= View from the Vault (series) =

Live concert video series by Grateful Dead

View from the Vault is a four-part series of live DVDs and companion soundtracks by the Grateful Dead. The audio is taken from the soundboard and the video from the video screens at the concerts. Each volume was released simultaneously as an album on CD and as a concert performance video on DVD.

==Volumes==
The first volume was recorded and filmed at Three Rivers Stadium in Pittsburgh on July 8, 1990 with bonus material recorded two days earlier at Cardinal Stadium, Louisville. The soundtrack was released as a 3-CD set.

The second volume features the June 14, 1991 concert at Robert F. Kennedy Stadium in Washington, D.C., and bonus material from a show at the same venue on July 12, 1990. It is the only Grateful Dead video release featuring Vince Welnick and Bruce Hornsby. The DVD contains one track that is not on the CD, "Box of Rain", recorded at the 1990 show. It also includes a music video, "Liberty", directed by Justin Kreutzmann, the son of Dead drummer Bill Kreutzmann.

The third volume contains the June 16, 1990 show at the Shoreline Amphitheatre in Mountain View, California. The album also includes six songs from a show at the same venue on October 3, 1987. One of these is "My Brother Esau", the first appearance of this song on CD.

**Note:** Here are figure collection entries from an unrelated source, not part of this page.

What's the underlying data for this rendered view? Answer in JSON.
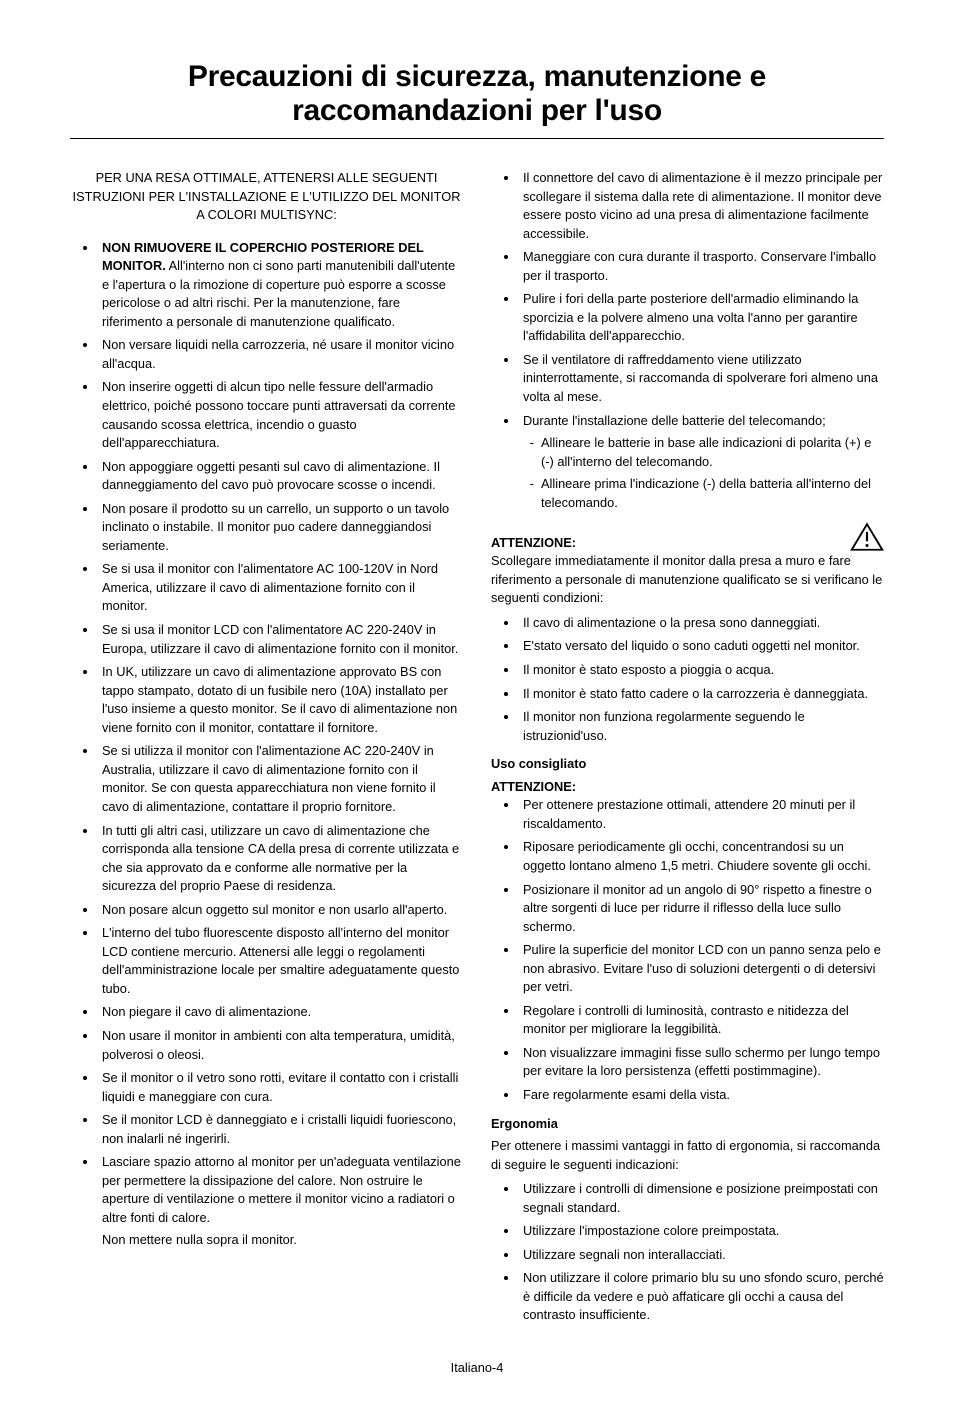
{
  "title": "Precauzioni di sicurezza, manutenzione e raccomandazioni per l'uso",
  "intro": "PER UNA RESA OTTIMALE, ATTENERSI ALLE SEGUENTI ISTRUZIONI PER L'INSTALLAZIONE E L'UTILIZZO DEL MONITOR A COLORI MULTISYNC:",
  "left": {
    "first_bold": "NON RIMUOVERE IL COPERCHIO POSTERIORE DEL MONITOR.",
    "first_rest": " All'interno non ci sono parti manutenibili dall'utente e l'apertura o la rimozione di coperture può esporre a scosse pericolose o ad altri rischi. Per la manutenzione, fare riferimento a personale di manutenzione qualificato.",
    "items": [
      "Non versare liquidi nella carrozzeria, né usare il monitor vicino all'acqua.",
      "Non inserire oggetti di alcun tipo nelle fessure dell'armadio elettrico, poiché possono toccare punti attraversati da corrente causando scossa elettrica, incendio o guasto dell'apparecchiatura.",
      "Non appoggiare oggetti pesanti sul cavo di alimentazione. Il danneggiamento del cavo può provocare scosse o incendi.",
      "Non posare il prodotto su un carrello, un supporto o un tavolo inclinato o instabile. Il monitor puo cadere danneggiandosi seriamente.",
      "Se si usa il monitor con l'alimentatore AC 100-120V in Nord America, utilizzare il cavo di alimentazione fornito con il monitor.",
      "Se si usa il monitor LCD con l'alimentatore AC 220-240V in Europa, utilizzare il cavo di alimentazione fornito con il monitor.",
      "In UK, utilizzare un cavo di alimentazione approvato BS con tappo stampato, dotato di un fusibile nero (10A) installato per l'uso insieme a questo monitor. Se il cavo di alimentazione non viene fornito con il monitor, contattare il fornitore.",
      "Se si utilizza il monitor con l'alimentazione AC 220-240V in Australia, utilizzare il cavo di alimentazione fornito con il monitor. Se con questa apparecchiatura non viene fornito il cavo di alimentazione, contattare il proprio fornitore.",
      "In tutti gli altri casi, utilizzare un cavo di alimentazione che corrisponda alla tensione CA della presa di corrente utilizzata e che sia approvato da e conforme alle normative per la sicurezza del proprio Paese di residenza.",
      "Non posare alcun oggetto sul monitor e non usarlo all'aperto.",
      "L'interno del tubo fluorescente disposto all'interno del monitor LCD contiene mercurio. Attenersi alle leggi o regolamenti dell'amministrazione locale per smaltire adeguatamente questo tubo.",
      "Non piegare il cavo di alimentazione.",
      "Non usare il monitor in ambienti con alta temperatura, umidità, polverosi o oleosi.",
      "Se il monitor o il vetro sono rotti, evitare il contatto con i cristalli liquidi e maneggiare con cura.",
      "Se il monitor LCD è danneggiato e i cristalli liquidi fuoriescono, non inalarli né ingerirli."
    ],
    "last_main": "Lasciare spazio attorno al monitor per un'adeguata ventilazione per permettere la dissipazione del calore. Non ostruire le aperture di ventilazione o mettere il monitor vicino a radiatori o altre fonti di calore.",
    "last_after": "Non mettere nulla sopra il monitor."
  },
  "right": {
    "top_items": [
      "Il connettore del cavo di alimentazione è il mezzo principale per scollegare il sistema dalla rete di alimentazione. Il monitor deve essere posto vicino ad una presa di alimentazione facilmente accessibile.",
      "Maneggiare con cura durante il trasporto. Conservare l'imballo per il trasporto.",
      "Pulire i fori della parte posteriore dell'armadio eliminando la sporcizia e la polvere almeno una volta l'anno per garantire l'affidabilita dell'apparecchio.",
      "Se il ventilatore di raffreddamento viene utilizzato ininterrottamente, si raccomanda di spolverare fori almeno una volta al mese."
    ],
    "battery_intro": "Durante l'installazione delle batterie del telecomando;",
    "battery_sub": [
      "Allineare le batterie in base alle indicazioni di polarita (+) e (-) all'interno del telecomando.",
      "Allineare prima l'indicazione (-) della batteria all'interno del telecomando."
    ],
    "att_label": "ATTENZIONE:",
    "att_text": "Scollegare immediatamente il monitor dalla presa a muro e fare riferimento a personale di manutenzione qualificato se si verificano le seguenti condizioni:",
    "att_items": [
      "Il cavo di alimentazione o la presa sono danneggiati.",
      "E'stato versato del liquido o sono caduti oggetti nel monitor.",
      "Il monitor è stato esposto a pioggia o acqua.",
      "Il monitor è stato fatto cadere o la carrozzeria è danneggiata.",
      "Il monitor non funziona regolarmente seguendo le istruzionid'uso."
    ],
    "uso_label": "Uso consigliato",
    "uso_att": "ATTENZIONE:",
    "uso_items": [
      "Per ottenere prestazione ottimali, attendere 20 minuti per il riscaldamento.",
      "Riposare periodicamente gli occhi, concentrandosi su un oggetto lontano almeno 1,5 metri. Chiudere sovente gli occhi.",
      "Posizionare il monitor ad un angolo di 90° rispetto a finestre o altre sorgenti di luce per ridurre il riflesso della luce sullo schermo.",
      "Pulire la superficie del monitor LCD con un panno senza pelo e non abrasivo. Evitare l'uso di soluzioni detergenti o di detersivi per vetri.",
      "Regolare i controlli di luminosità, contrasto e nitidezza del monitor per migliorare la leggibilità.",
      "Non visualizzare immagini fisse sullo schermo per lungo tempo per evitare la loro persistenza (effetti postimmagine).",
      "Fare regolarmente esami della vista."
    ],
    "ergo_label": "Ergonomia",
    "ergo_text": "Per ottenere i massimi vantaggi in fatto di ergonomia, si raccomanda di seguire le seguenti indicazioni:",
    "ergo_items": [
      "Utilizzare i controlli di dimensione e posizione preimpostati con segnali standard.",
      "Utilizzare l'impostazione colore preimpostata.",
      "Utilizzare segnali non interallacciati.",
      "Non utilizzare il colore primario blu su uno sfondo scuro, perché è difficile da vedere e può affaticare gli occhi a causa del contrasto insufficiente."
    ]
  },
  "footer": "Italiano-4",
  "colors": {
    "text": "#000000",
    "bg": "#ffffff",
    "rule": "#000000"
  }
}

The fourth volume contains two consecutive complete shows—July 24, 1987, at Oakland Stadium, and July 26, 1987 at Anaheim Stadium. The album was released as a 4-CD set. These concerts were recorded during the "Dylan & the Dead" tour. On this brief tour, each Grateful Dead show was followed by a performance by Bob Dylan, with the Dead providing accompaniment. Songs from those performances are documented on the album Dylan & the Dead. The fourth volume was the only volume that was not also released on VHS videotape. It was also the only DVD of the series that included the option of either a two-channel stereo or a Dolby 5.1 channel surround sound soundtrack.